What James offered to his congregations, and offers to us, is deep and living wisdom, wisdom both rare and essential.  Wisdom is NOT primarily knowing the truth, although it certainly includes that; it is skill in living.  For what is truth if we don’t know how to live it?   What good is an intention if we can’t sustain it.

That’s where this letter becomes incredibly relevant.  This epistle, written 2000 years ago to beleaguered, scattered, oppressed Jewish believers who were just barely hanging on to their faith, speaks with amazing clarity to life in the 21st century.  James gives us simple, yet profound, truths with which Christians can relate well with one another.

My dear friends, you should be quick to listen

and slow to speak or to get angry.

 20 If you are angry, you cannot do any of the good things God wants done. 

21 You must stop doing anything immoral or evil.

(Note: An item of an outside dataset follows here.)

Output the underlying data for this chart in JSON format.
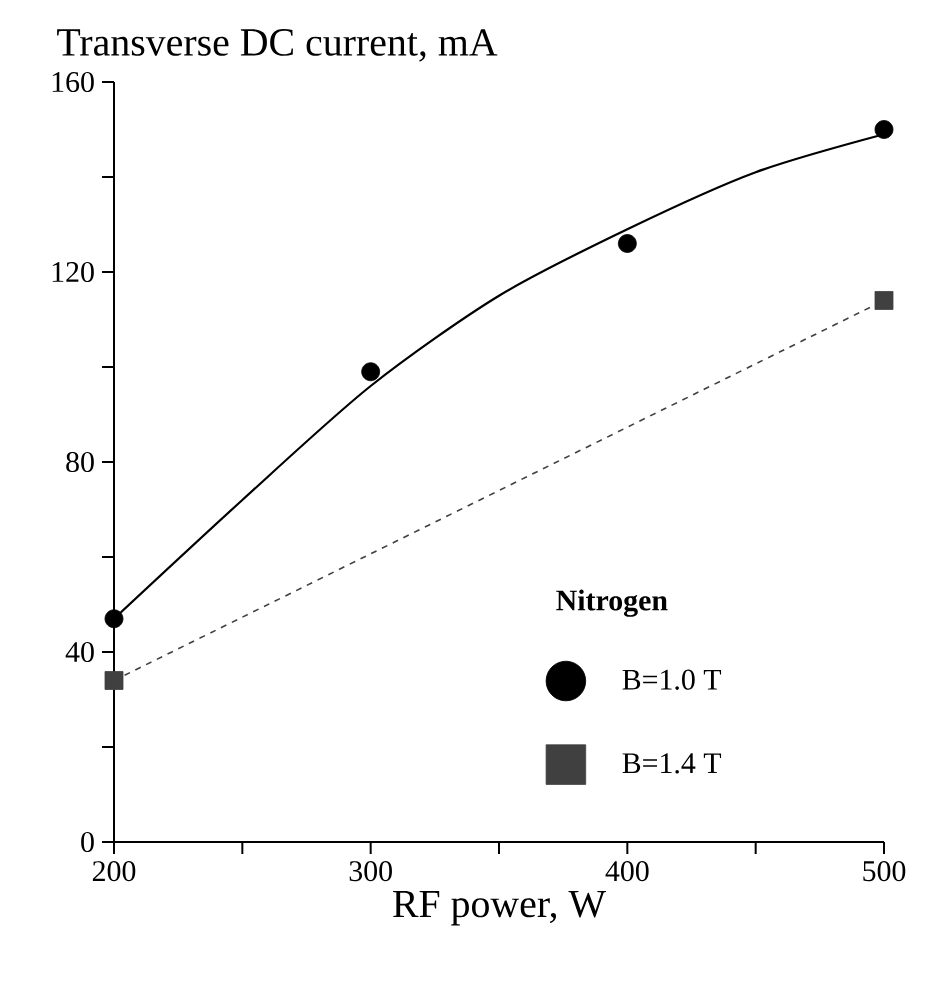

Instead, be humble and accept the message planted in you to save you.

 Obey God’s message.

 

These verses appear simple, but putting them into practice is a daily challenge.  Simply put:  1) Listen more;  2) Talk less; and,  3)  Calm down!  Yes, that is easier said than done, for we are HUMAN beings.  Perhaps this reminder will help: Jesus didn’t come to make us nicer people, or smarter people, or popular people.  Jesus came to make us NEW PEOPLE.  People who listen more, talk less, and calm down (or don’t hold on to anger), are the new creation in Christ.

I pray that this is the most important and easily retained information we receive today:  With Christ within us, may we listen more, talk less, and calm down!  May the beauty of God’s word be seen in us.  Amen.